W3Cによると、Webアクセシビリティとは、障害を持った方々がWebに対して認識、理解、ナビゲーションおよび対話でき、Webに貢献できることを意味しています。Webへのアクセスに影響のある障害は、視覚、聴覚、発話、認知、身体、神経の障害に分類できます。Webアクセシビリティの目的は、障害を持ったユーザーに平等なアクセスを提供することです。つまり、開発者はよりアクセスしやすいWebアプリケーションおよび製品を構築することに重点を置く必要があります。障害を持った方々以外にも、身体的機能の低下した高齢の方や制限された状況にいる方(たとえば、低速のインターネット接続、音声がないなど)も、アクセスしやすいアプリケーションおよび製品の恩恵を受けることができます。

アクセシビリティの原則

W3Cによって策定されたWCAG 2.0は、アクセシビリティの4つの原則を次のように定義しています。
  • 知覚可能: 情報およびユーザー・インタフェース・コンポーネントは、ユーザーが知覚できる方法でユーザーに提示可能でなければならない。つまり、ユーザーは提示された情報を知覚できなければならない。
  • 操作可能: ユーザー・インタフェース・コンポーネントおよびナビゲーションは操作可能でなければならない。つまり、ユーザーはインタフェースを操作できなければならない。
  • 理解可能: 情報およびユーザー・インタフェースの操作は理解可能でなければならない。
  • 堅牢: コンテンツは、アシスティブ・テクノロジを含む様々なユーザー・エージェントが確実に解釈できるように十分に堅牢でなければならない。

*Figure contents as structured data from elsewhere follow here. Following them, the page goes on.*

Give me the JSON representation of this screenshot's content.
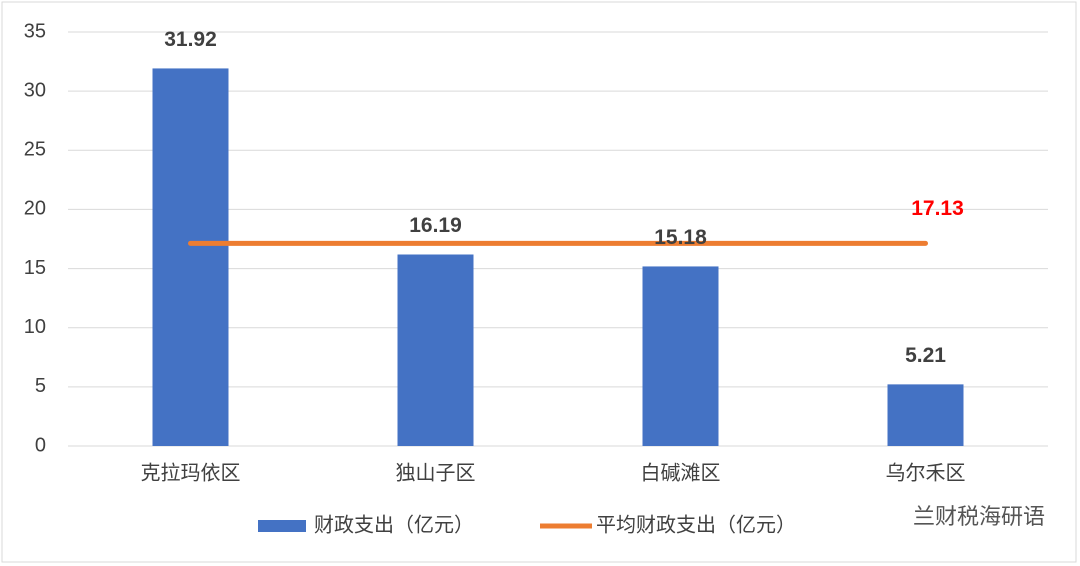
{
  "chart_data": {
    "type": "bar",
    "categories": [
      "克拉玛依区",
      "独山子区",
      "白碱滩区",
      "乌尔禾区"
    ],
    "series": [
      {
        "name": "财政支出（亿元）",
        "type": "bar",
        "color": "#4472c4",
        "values": [
          31.92,
          16.19,
          15.18,
          5.21
        ]
      },
      {
        "name": "平均财政支出（亿元）",
        "type": "line",
        "color": "#ed7d31",
        "values": [
          17.13,
          17.13,
          17.13,
          17.13
        ],
        "value_labels": [
          null,
          null,
          null,
          "17.13"
        ],
        "label_color": "#ff0000"
      }
    ],
    "ylim": [
      0,
      35
    ],
    "yticks": [
      0,
      5,
      10,
      15,
      20,
      25,
      30,
      35
    ],
    "grid": true,
    "legend": "bottom",
    "watermark": "兰财税海研语"
  }
}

各原則には、原則を扱うガイドラインのリストがあり、計12のガイドラインがあります。各ガイドラインには、1つ以上のテスト可能な成功基準(A、AAおよびAAAの3つのレベル)があります。これらの原則、ガイドラインおよび成功基準についてさらに学習するには、Web Content Accessibility Guidelines 2.0 (WCAG 2.0)を参照してください。

2.2 アクセシビリティが重要な理由

世界人口の16%に達する人々が出生、高齢化、病気、事故などによる障害を持っています。アクセスしやすい製品を提供することで、企業と既存のお客様および見込みのあるお客様との間の障害が取り除かれます。アクセシビリティにより、雇用者は幅広い才能の人材の中から採用活動を行うことができます。総じて、アクセシビリティにより、一般的にすべての人向けの製品(ユニバーサル・デザイン)が向上されます。

アクセスのしやすい製品の開発は、企業が次のような調達および差別に関する法律に従うために非常に重要になります。
  • 1973年のリハビリテーション法第508条
  • Mandate 376 (E.U.)
  • Accessibility for Ontarians with Disabilities Act (カナダ)
  • Americans with Disabilities Act (米国)
  • Disability Discrimination Act, and Equality Act (英国)
  • Twenty-First Century Communications and Video Accessibility Act (米国)

2.3 アクセシビリティに対応した構築について

アクセシビリティの構築とは、基準に合せたコーディングのことであり、特定のテクノロジのことではありません。基準にあわせて構築すると、多くの場合、良好で標準化されたHTMLやクリーンなコードになります。Oracleでのアクセスしやすいアプリケーションの構築のプロセスには、開発サイクルのすべての段階において多くの時間およびリソースが必要とされます。アクセシビリティのガイドラインおよび基準は、Voluntary Product Accessibility Template (VPAT、米国連邦リハビリテーション法第508条に従った製品の記述)を使用して検討、実装および確認されます。

Chief Corporate Architectの監督下であるOracle Accessibility Program Officeは、アクセシビリティについての会社基準を定義し、すべての従業員がこれらの基準を満たした製品を正常に制作できるように従業員をトレーニングする資料を開発する責任があります。OracleのAccessibility Programについてさらに学習するには、Oracleのアクセシビリティ情報およびリソースを参照してください。

Oracleでは、VPATを使用して、第508条、WCAG 1.0およびWCAG 2.0を含む様々なアクセシビリティの基準およびガイドラインへの準拠の程度を表します。製品の開発およびリリースのタイミングによって、異なる基準がリストされている場合があります。